Carrying out dilapidations on commercial properties is an essential service that we carry out at The Complete Property Group. Property dilapidations relate to the maintenance and repair work that will be required during or at the end of a commercial property lease. This is where a landlord will seek to have the tenant carry out their repair obligations under the terms of the lease. The building is a significant investment for the landlord and it is therefore essential the property is maintained to a high standard.
Schedule of condition
Standard practice for commercial properties at the start of a lease is to draw up a schedule of conditions. Commercial properties are important because they enable businesses to run and be profitable. The building, therefore, has a value that goes beyond its structure. This is the reason why dilapidations can become contentious because they can result in a claim. The condition of their property is set out in a schedule at the start of the lease. This schedule can then be referred to by both parties to inform dilapidations work and refers to the process landlords followed to set out issues in respect of any damages or disrepair. A tenant’s failure to return the property at the end of the lease as it should be can potentially end in costly disputes.
How are dilapidations calculated?
At the end of a tenant’s lease, an assessment is carried out to calculate the value of a commercial property minus the cost of its repairs. These findings will be contained in the report with a full explanation of how they were ascertained. This will be an independent document that shows the condition of commercial property at a point in time outlining existing damages. This document can be used in conjunction with a schedule of conditions, and it will therefore assist in highlighting the areas that need dilapidation works.
Should you worry about dilapidations?
Dilapidations are a standard process when a commercial lease is coming to an end. That said there are very specific standards and conditions that must be met to appease the landlord. Most landlords would ensure a schedule of conditions was drawn up at the commencement of the lease and agreed upon by both parties. In terms of the tenant, they should also have the building checked and serviced at the commencement of the lease and have any pre-existing defects incorporated into a schedule of conditions. This would then limit their liability at the end of the lease and ensure they are not liable for repairs that already existed.

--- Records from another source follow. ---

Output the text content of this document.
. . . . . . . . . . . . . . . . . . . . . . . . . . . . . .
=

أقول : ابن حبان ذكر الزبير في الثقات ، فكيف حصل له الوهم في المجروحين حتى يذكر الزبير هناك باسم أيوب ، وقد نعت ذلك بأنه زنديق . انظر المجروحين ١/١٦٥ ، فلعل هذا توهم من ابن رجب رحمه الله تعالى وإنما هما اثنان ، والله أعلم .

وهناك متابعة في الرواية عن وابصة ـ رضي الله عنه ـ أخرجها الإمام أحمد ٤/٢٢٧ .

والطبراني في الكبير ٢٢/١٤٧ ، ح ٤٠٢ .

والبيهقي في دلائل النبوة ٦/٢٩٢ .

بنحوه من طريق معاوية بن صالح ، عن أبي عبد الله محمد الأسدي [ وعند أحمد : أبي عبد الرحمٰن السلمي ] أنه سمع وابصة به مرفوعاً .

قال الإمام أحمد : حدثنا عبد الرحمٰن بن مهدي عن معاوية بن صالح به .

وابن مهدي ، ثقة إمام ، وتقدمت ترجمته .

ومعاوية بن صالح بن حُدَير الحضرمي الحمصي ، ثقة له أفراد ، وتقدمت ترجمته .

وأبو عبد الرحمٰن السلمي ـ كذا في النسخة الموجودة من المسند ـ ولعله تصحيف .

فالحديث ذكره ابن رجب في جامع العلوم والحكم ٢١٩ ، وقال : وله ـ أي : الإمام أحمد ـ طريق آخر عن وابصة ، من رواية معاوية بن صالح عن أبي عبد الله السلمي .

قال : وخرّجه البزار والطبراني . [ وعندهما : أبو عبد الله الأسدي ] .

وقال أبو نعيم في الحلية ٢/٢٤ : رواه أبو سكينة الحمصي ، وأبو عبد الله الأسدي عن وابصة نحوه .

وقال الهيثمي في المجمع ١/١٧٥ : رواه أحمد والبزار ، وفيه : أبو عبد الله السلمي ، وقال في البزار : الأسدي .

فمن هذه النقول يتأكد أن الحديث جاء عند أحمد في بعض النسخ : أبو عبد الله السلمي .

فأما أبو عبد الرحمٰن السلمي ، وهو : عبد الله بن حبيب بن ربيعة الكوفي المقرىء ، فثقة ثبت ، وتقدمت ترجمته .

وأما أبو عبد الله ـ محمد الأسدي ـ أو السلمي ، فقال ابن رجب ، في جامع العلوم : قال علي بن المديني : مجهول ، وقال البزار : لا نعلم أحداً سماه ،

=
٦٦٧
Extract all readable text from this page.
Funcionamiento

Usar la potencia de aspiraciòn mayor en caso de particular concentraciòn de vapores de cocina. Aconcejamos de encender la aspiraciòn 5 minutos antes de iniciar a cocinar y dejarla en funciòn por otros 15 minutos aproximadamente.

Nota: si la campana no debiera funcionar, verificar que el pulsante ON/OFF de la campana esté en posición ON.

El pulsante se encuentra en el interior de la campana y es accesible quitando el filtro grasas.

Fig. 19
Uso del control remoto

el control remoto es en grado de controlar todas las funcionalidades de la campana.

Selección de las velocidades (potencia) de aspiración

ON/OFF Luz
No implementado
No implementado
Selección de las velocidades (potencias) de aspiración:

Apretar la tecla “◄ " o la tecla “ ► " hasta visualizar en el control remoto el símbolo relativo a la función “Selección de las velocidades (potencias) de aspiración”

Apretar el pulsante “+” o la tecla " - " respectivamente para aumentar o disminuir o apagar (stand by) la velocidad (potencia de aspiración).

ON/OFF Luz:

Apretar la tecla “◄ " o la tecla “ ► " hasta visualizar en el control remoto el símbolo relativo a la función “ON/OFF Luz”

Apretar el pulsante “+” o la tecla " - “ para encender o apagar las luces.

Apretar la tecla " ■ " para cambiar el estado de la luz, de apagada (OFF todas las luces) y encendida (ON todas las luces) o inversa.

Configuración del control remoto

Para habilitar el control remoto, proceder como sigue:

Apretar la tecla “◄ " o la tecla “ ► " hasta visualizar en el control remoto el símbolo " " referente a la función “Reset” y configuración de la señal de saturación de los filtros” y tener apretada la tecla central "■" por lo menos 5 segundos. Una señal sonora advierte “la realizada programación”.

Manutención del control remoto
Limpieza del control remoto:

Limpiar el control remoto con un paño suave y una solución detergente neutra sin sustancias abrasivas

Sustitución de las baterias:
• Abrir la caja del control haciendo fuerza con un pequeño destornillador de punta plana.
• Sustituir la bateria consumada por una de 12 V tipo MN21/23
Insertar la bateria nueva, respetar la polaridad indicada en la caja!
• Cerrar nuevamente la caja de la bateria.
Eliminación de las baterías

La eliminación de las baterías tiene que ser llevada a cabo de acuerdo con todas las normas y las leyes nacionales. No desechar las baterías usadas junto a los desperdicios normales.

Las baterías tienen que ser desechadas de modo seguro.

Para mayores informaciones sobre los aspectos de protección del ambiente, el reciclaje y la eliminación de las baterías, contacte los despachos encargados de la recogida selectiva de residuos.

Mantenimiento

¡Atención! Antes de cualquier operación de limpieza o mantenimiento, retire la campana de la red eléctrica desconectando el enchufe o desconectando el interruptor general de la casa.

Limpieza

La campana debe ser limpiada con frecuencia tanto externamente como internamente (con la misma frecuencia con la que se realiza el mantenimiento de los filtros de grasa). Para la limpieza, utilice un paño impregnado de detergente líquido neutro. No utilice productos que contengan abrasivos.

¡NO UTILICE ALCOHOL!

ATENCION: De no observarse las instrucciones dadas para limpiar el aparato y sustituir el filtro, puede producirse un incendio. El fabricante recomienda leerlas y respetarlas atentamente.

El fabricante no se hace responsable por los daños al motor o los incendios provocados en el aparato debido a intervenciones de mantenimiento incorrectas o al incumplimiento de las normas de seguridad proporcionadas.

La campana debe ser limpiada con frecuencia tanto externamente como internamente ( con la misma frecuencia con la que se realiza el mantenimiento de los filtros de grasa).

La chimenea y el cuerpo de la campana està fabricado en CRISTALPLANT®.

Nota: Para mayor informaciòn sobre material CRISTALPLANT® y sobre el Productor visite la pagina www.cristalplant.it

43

Preventing costly dilapidations
The easiest way to manage this both throughout the terms of the lease and towards the end is to engage a professional commercial building services company. This means throughout the terms of the lease that the tenant can keep on top of any damages or repairs and prevent costly dilapidations at the end. A commercial building’s state of repair is important to both tenant and landlord, continual planned maintenance is the best solution for both parties.